A class-action lawsuit filed last Friday in the U.S. District Court for the Central District of California accuses EthereumMax and its celebrity promoters of working together to artificially inflate the price of the token by making “false or misleading statements” in social media posts.
Kardashian included the hashtag #ad in the message, suggesting she was paid to promote it. It’s not clear how much Kardashian was paid by EthereumMax, though estimates have placed her fee per sponsored Instagram post in the $500,000 to $1 million range.
Meanwhile, Mayweather endorsed the token in his boxing match with YouTube star Logan Paul.
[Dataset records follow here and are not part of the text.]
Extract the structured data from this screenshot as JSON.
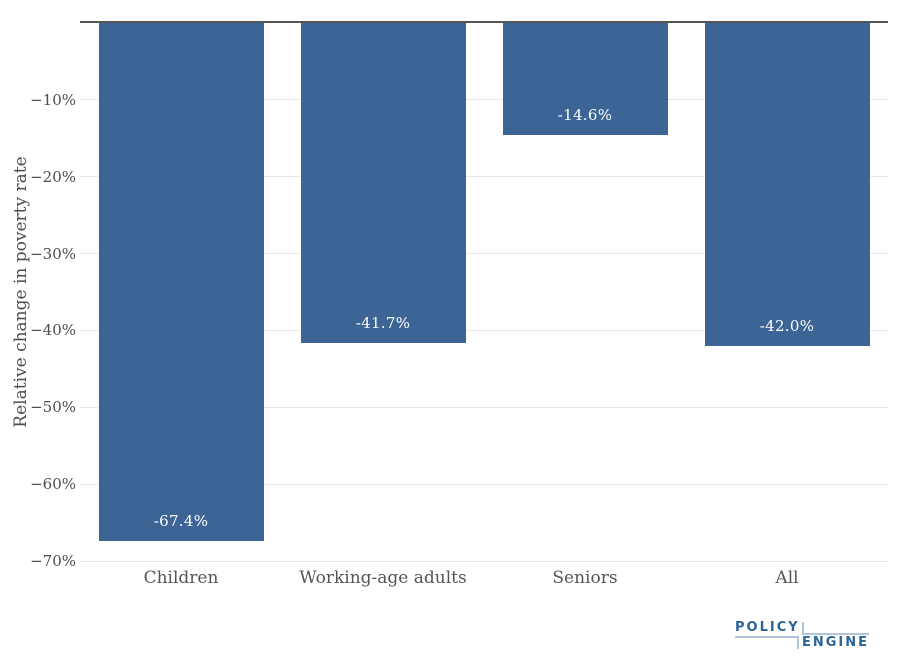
{
  "chart_data": {
    "type": "bar",
    "categories": [
      "Children",
      "Working-age adults",
      "Seniors",
      "All"
    ],
    "values": [
      -67.4,
      -41.7,
      -14.6,
      -42.0
    ],
    "value_labels": [
      "-67.4%",
      "-41.7%",
      "-14.6%",
      "-42.0%"
    ],
    "title": "",
    "xlabel": "",
    "ylabel": "Relative change in poverty rate",
    "ylim": [
      -70,
      0
    ],
    "yticks": [
      -10,
      -20,
      -30,
      -40,
      -50,
      -60,
      -70
    ],
    "ytick_labels": [
      "−10%",
      "−20%",
      "−30%",
      "−40%",
      "−50%",
      "−60%",
      "−70%"
    ],
    "grid": true,
    "legend": "none",
    "bar_color": "#3C6595",
    "value_label_color": "#ffffff",
    "axis_line_color": "#555555",
    "gridline_color": "#e8e8e8",
    "tick_text_color": "#4d4d4d"
  },
  "branding": {
    "logo_top": "POLICY",
    "logo_bottom": "ENGINE",
    "logo_text_color": "#2C6496",
    "logo_line_color": "#b3c4d9"
  }
}
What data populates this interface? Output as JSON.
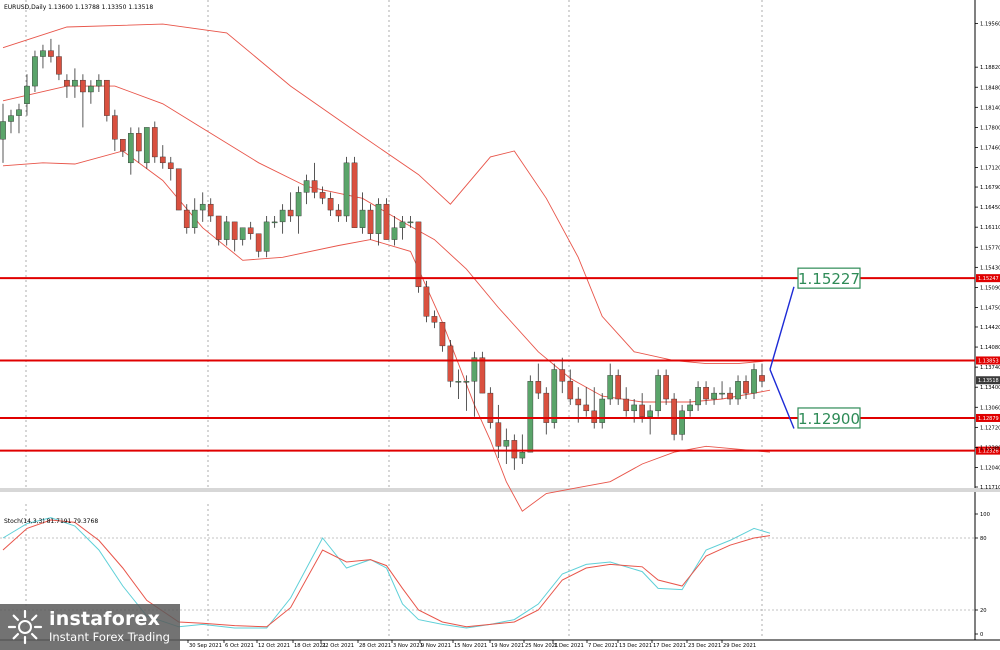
{
  "chart_data": [
    {
      "type": "candlestick",
      "symbol_header": "EURUSD,Daily  1.13600 1.13788 1.13350 1.13518",
      "ylim": [
        1.1171,
        1.1989
      ],
      "y_ticks": [
        "1.19560",
        "1.18820",
        "1.18480",
        "1.18140",
        "1.17800",
        "1.17460",
        "1.17120",
        "1.16790",
        "1.16450",
        "1.16110",
        "1.15770",
        "1.15430",
        "1.15090",
        "1.14750",
        "1.14420",
        "1.14080",
        "1.13740",
        "1.13400",
        "1.13060",
        "1.12720",
        "1.12380",
        "1.12040",
        "1.11710"
      ],
      "x_labels": [
        "30 Sep 2021",
        "6 Oct 2021",
        "12 Oct 2021",
        "18 Oct 2021",
        "22 Oct 2021",
        "28 Oct 2021",
        "3 Nov 2021",
        "9 Nov 2021",
        "15 Nov 2021",
        "19 Nov 2021",
        "25 Nov 2021",
        "1 Dec 2021",
        "7 Dec 2021",
        "13 Dec 2021",
        "17 Dec 2021",
        "23 Dec 2021",
        "29 Dec 2021"
      ],
      "current_price": "1.13518",
      "candle_colors": {
        "up": "#5aa46a",
        "down": "#d9503f"
      },
      "levels": [
        {
          "value": 1.15247,
          "tag": "1.15247",
          "label": "1.15227"
        },
        {
          "value": 1.13853,
          "tag": "1.13853"
        },
        {
          "value": 1.12879,
          "tag": "1.12879",
          "label": "1.12900"
        },
        {
          "value": 1.12326,
          "tag": "1.12326"
        }
      ],
      "candles": [
        [
          1.176,
          1.182,
          1.172,
          1.179
        ],
        [
          1.179,
          1.181,
          1.177,
          1.18
        ],
        [
          1.18,
          1.182,
          1.177,
          1.181
        ],
        [
          1.182,
          1.187,
          1.18,
          1.185
        ],
        [
          1.185,
          1.191,
          1.184,
          1.19
        ],
        [
          1.19,
          1.192,
          1.188,
          1.191
        ],
        [
          1.191,
          1.193,
          1.189,
          1.19
        ],
        [
          1.19,
          1.192,
          1.186,
          1.187
        ],
        [
          1.186,
          1.187,
          1.183,
          1.185
        ],
        [
          1.185,
          1.188,
          1.183,
          1.186
        ],
        [
          1.186,
          1.187,
          1.178,
          1.184
        ],
        [
          1.184,
          1.186,
          1.182,
          1.185
        ],
        [
          1.185,
          1.187,
          1.184,
          1.186
        ],
        [
          1.186,
          1.186,
          1.179,
          1.18
        ],
        [
          1.18,
          1.181,
          1.174,
          1.176
        ],
        [
          1.176,
          1.176,
          1.173,
          1.174
        ],
        [
          1.172,
          1.178,
          1.17,
          1.177
        ],
        [
          1.177,
          1.178,
          1.172,
          1.174
        ],
        [
          1.172,
          1.178,
          1.171,
          1.178
        ],
        [
          1.178,
          1.179,
          1.172,
          1.173
        ],
        [
          1.173,
          1.175,
          1.171,
          1.172
        ],
        [
          1.172,
          1.173,
          1.169,
          1.171
        ],
        [
          1.171,
          1.171,
          1.164,
          1.164
        ],
        [
          1.164,
          1.165,
          1.16,
          1.161
        ],
        [
          1.161,
          1.166,
          1.16,
          1.164
        ],
        [
          1.164,
          1.167,
          1.162,
          1.165
        ],
        [
          1.165,
          1.166,
          1.162,
          1.163
        ],
        [
          1.163,
          1.163,
          1.158,
          1.159
        ],
        [
          1.159,
          1.163,
          1.158,
          1.162
        ],
        [
          1.162,
          1.162,
          1.157,
          1.159
        ],
        [
          1.159,
          1.161,
          1.158,
          1.161
        ],
        [
          1.161,
          1.162,
          1.159,
          1.16
        ],
        [
          1.16,
          1.16,
          1.156,
          1.157
        ],
        [
          1.157,
          1.163,
          1.156,
          1.162
        ],
        [
          1.162,
          1.163,
          1.161,
          1.162
        ],
        [
          1.162,
          1.165,
          1.16,
          1.164
        ],
        [
          1.164,
          1.167,
          1.162,
          1.163
        ],
        [
          1.163,
          1.168,
          1.16,
          1.167
        ],
        [
          1.167,
          1.17,
          1.165,
          1.169
        ],
        [
          1.169,
          1.172,
          1.166,
          1.167
        ],
        [
          1.167,
          1.168,
          1.165,
          1.166
        ],
        [
          1.166,
          1.167,
          1.163,
          1.164
        ],
        [
          1.164,
          1.165,
          1.162,
          1.163
        ],
        [
          1.163,
          1.173,
          1.162,
          1.172
        ],
        [
          1.172,
          1.173,
          1.161,
          1.161
        ],
        [
          1.161,
          1.167,
          1.16,
          1.164
        ],
        [
          1.164,
          1.165,
          1.159,
          1.16
        ],
        [
          1.16,
          1.166,
          1.158,
          1.165
        ],
        [
          1.165,
          1.166,
          1.159,
          1.159
        ],
        [
          1.159,
          1.163,
          1.158,
          1.161
        ],
        [
          1.161,
          1.163,
          1.159,
          1.162
        ],
        [
          1.162,
          1.163,
          1.161,
          1.162
        ],
        [
          1.162,
          1.162,
          1.15,
          1.151
        ],
        [
          1.151,
          1.152,
          1.145,
          1.146
        ],
        [
          1.146,
          1.147,
          1.144,
          1.145
        ],
        [
          1.145,
          1.145,
          1.14,
          1.141
        ],
        [
          1.141,
          1.142,
          1.134,
          1.135
        ],
        [
          1.135,
          1.137,
          1.132,
          1.135
        ],
        [
          1.135,
          1.136,
          1.13,
          1.135
        ],
        [
          1.135,
          1.14,
          1.129,
          1.139
        ],
        [
          1.139,
          1.14,
          1.133,
          1.133
        ],
        [
          1.133,
          1.134,
          1.127,
          1.128
        ],
        [
          1.128,
          1.131,
          1.122,
          1.124
        ],
        [
          1.124,
          1.127,
          1.121,
          1.125
        ],
        [
          1.125,
          1.126,
          1.12,
          1.122
        ],
        [
          1.122,
          1.126,
          1.121,
          1.123
        ],
        [
          1.123,
          1.136,
          1.123,
          1.135
        ],
        [
          1.135,
          1.138,
          1.132,
          1.133
        ],
        [
          1.133,
          1.134,
          1.126,
          1.128
        ],
        [
          1.128,
          1.138,
          1.127,
          1.137
        ],
        [
          1.137,
          1.139,
          1.133,
          1.135
        ],
        [
          1.135,
          1.137,
          1.131,
          1.132
        ],
        [
          1.132,
          1.134,
          1.128,
          1.131
        ],
        [
          1.131,
          1.134,
          1.129,
          1.13
        ],
        [
          1.13,
          1.134,
          1.127,
          1.128
        ],
        [
          1.128,
          1.133,
          1.127,
          1.132
        ],
        [
          1.132,
          1.138,
          1.131,
          1.136
        ],
        [
          1.136,
          1.137,
          1.131,
          1.132
        ],
        [
          1.132,
          1.134,
          1.129,
          1.13
        ],
        [
          1.13,
          1.132,
          1.128,
          1.131
        ],
        [
          1.131,
          1.133,
          1.128,
          1.129
        ],
        [
          1.129,
          1.131,
          1.126,
          1.13
        ],
        [
          1.13,
          1.137,
          1.129,
          1.136
        ],
        [
          1.136,
          1.137,
          1.131,
          1.132
        ],
        [
          1.132,
          1.133,
          1.125,
          1.126
        ],
        [
          1.126,
          1.131,
          1.125,
          1.13
        ],
        [
          1.13,
          1.132,
          1.129,
          1.131
        ],
        [
          1.131,
          1.135,
          1.13,
          1.134
        ],
        [
          1.134,
          1.135,
          1.131,
          1.132
        ],
        [
          1.132,
          1.134,
          1.131,
          1.133
        ],
        [
          1.133,
          1.135,
          1.132,
          1.133
        ],
        [
          1.133,
          1.134,
          1.131,
          1.132
        ],
        [
          1.132,
          1.136,
          1.131,
          1.135
        ],
        [
          1.135,
          1.136,
          1.132,
          1.133
        ],
        [
          1.133,
          1.138,
          1.132,
          1.137
        ],
        [
          1.136,
          1.138,
          1.134,
          1.135
        ]
      ],
      "bollinger": {
        "upper": [
          [
            0,
            1.1915
          ],
          [
            8,
            1.195
          ],
          [
            20,
            1.1955
          ],
          [
            28,
            1.194
          ],
          [
            36,
            1.185
          ],
          [
            45,
            1.1765
          ],
          [
            52,
            1.17
          ],
          [
            56,
            1.165
          ],
          [
            61,
            1.173
          ],
          [
            64,
            1.174
          ],
          [
            68,
            1.166
          ],
          [
            72,
            1.156
          ],
          [
            75,
            1.146
          ],
          [
            79,
            1.14
          ],
          [
            84,
            1.1385
          ],
          [
            88,
            1.138
          ],
          [
            92,
            1.138
          ],
          [
            96,
            1.1385
          ]
        ],
        "middle": [
          [
            0,
            1.1825
          ],
          [
            8,
            1.185
          ],
          [
            14,
            1.185
          ],
          [
            20,
            1.182
          ],
          [
            26,
            1.177
          ],
          [
            32,
            1.172
          ],
          [
            38,
            1.168
          ],
          [
            45,
            1.166
          ],
          [
            50,
            1.162
          ],
          [
            54,
            1.159
          ],
          [
            58,
            1.154
          ],
          [
            62,
            1.1475
          ],
          [
            67,
            1.14
          ],
          [
            71,
            1.1355
          ],
          [
            75,
            1.1325
          ],
          [
            80,
            1.1315
          ],
          [
            86,
            1.1315
          ],
          [
            90,
            1.132
          ],
          [
            96,
            1.1335
          ]
        ],
        "lower": [
          [
            0,
            1.1715
          ],
          [
            5,
            1.172
          ],
          [
            9,
            1.1718
          ],
          [
            15,
            1.174
          ],
          [
            20,
            1.169
          ],
          [
            25,
            1.161
          ],
          [
            30,
            1.1555
          ],
          [
            35,
            1.156
          ],
          [
            42,
            1.158
          ],
          [
            46,
            1.159
          ],
          [
            51,
            1.157
          ],
          [
            55,
            1.145
          ],
          [
            59,
            1.131
          ],
          [
            61,
            1.125
          ],
          [
            63,
            1.118
          ],
          [
            65,
            1.113
          ],
          [
            68,
            1.116
          ],
          [
            72,
            1.117
          ],
          [
            76,
            1.118
          ],
          [
            80,
            1.121
          ],
          [
            84,
            1.123
          ],
          [
            88,
            1.124
          ],
          [
            92,
            1.1235
          ],
          [
            96,
            1.123
          ]
        ]
      },
      "projection_path": {
        "from": [
          96,
          1.137
        ],
        "up_to": [
          99,
          1.151
        ],
        "down_to": [
          99,
          1.127
        ]
      }
    },
    {
      "type": "line",
      "header": "Stoch(14,3,3) 81.7191 79.3768",
      "ylim": [
        0,
        100
      ],
      "y_ticks": [
        "100",
        "80",
        "20",
        "0"
      ],
      "levels": [
        80,
        20
      ],
      "series": [
        {
          "values": [
            [
              0,
              80
            ],
            [
              3,
              92
            ],
            [
              6,
              97
            ],
            [
              9,
              90
            ],
            [
              12,
              70
            ],
            [
              15,
              40
            ],
            [
              18,
              15
            ],
            [
              22,
              6
            ],
            [
              25,
              8
            ],
            [
              29,
              5
            ],
            [
              33,
              5
            ],
            [
              36,
              30
            ],
            [
              40,
              80
            ],
            [
              43,
              55
            ],
            [
              46,
              62
            ],
            [
              48,
              55
            ],
            [
              50,
              25
            ],
            [
              52,
              12
            ],
            [
              55,
              8
            ],
            [
              58,
              5
            ],
            [
              61,
              8
            ],
            [
              64,
              12
            ],
            [
              67,
              25
            ],
            [
              70,
              50
            ],
            [
              73,
              58
            ],
            [
              76,
              60
            ],
            [
              80,
              52
            ],
            [
              82,
              38
            ],
            [
              85,
              37
            ],
            [
              88,
              70
            ],
            [
              91,
              78
            ],
            [
              94,
              88
            ],
            [
              96,
              84
            ]
          ],
          "color": "#5fd0d8"
        },
        {
          "values": [
            [
              0,
              70
            ],
            [
              3,
              88
            ],
            [
              6,
              95
            ],
            [
              9,
              93
            ],
            [
              12,
              78
            ],
            [
              15,
              55
            ],
            [
              18,
              28
            ],
            [
              22,
              10
            ],
            [
              25,
              9
            ],
            [
              29,
              7
            ],
            [
              33,
              6
            ],
            [
              36,
              22
            ],
            [
              40,
              70
            ],
            [
              43,
              60
            ],
            [
              46,
              62
            ],
            [
              48,
              57
            ],
            [
              50,
              38
            ],
            [
              52,
              20
            ],
            [
              55,
              10
            ],
            [
              58,
              6
            ],
            [
              61,
              8
            ],
            [
              64,
              10
            ],
            [
              67,
              20
            ],
            [
              70,
              45
            ],
            [
              73,
              55
            ],
            [
              76,
              58
            ],
            [
              80,
              56
            ],
            [
              82,
              45
            ],
            [
              85,
              40
            ],
            [
              88,
              65
            ],
            [
              91,
              74
            ],
            [
              94,
              80
            ],
            [
              96,
              82
            ]
          ],
          "color": "#e8554a"
        }
      ]
    }
  ],
  "brand": {
    "name": "instaforex",
    "tagline": "Instant Forex Trading"
  }
}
EthereumMax was accepted as payment for tickets to the event, a move the lawsuit claims boosted trading volumes sharply.
Mayweather also promoted EthereumMax at a major bitcoin conference in Miami, and was subsequently booed off stage. Mayweather doesn’t appear to have disclosed payment for his promotion of the token, the lawsuit said.
The lawsuit claims that plaintiff Ryan Huegerich, a New York resident, and other investors who purchased EthereumMax tokens between May 14, 2021, and June 17, 2021, suffered losses as a result of the celebrities’ conduct.
Representatives for Kardashian and Mayweather were not immediately available when contacted. EthereumMax did not return a request for comment on Twitter. It’s not the first time celebrities have been in hot water for cryptocurrency endorsements — much to the ire of regulators.
In 2018, Mayweather was charged by the U.S. Securities and Exchange with pumping an initial coin offering, a controversial crypto crowdfunding method. Mayweather paid over $600,000 in a settlement with the SEC without admitting or denying the regulator’s findings.
In September 2021, Charles Randell, chair of the U.K.’s Financial Conduct Authority, singled out Kardashian’s Instagram ad for EthereumMax in a speech warning about crypto scams. Randell said that while he couldn’t say if EthereumMax specifically was a scam, “social media influencers are routinely paid by scammers to help them pump and dump new tokens on the back of pure speculation.”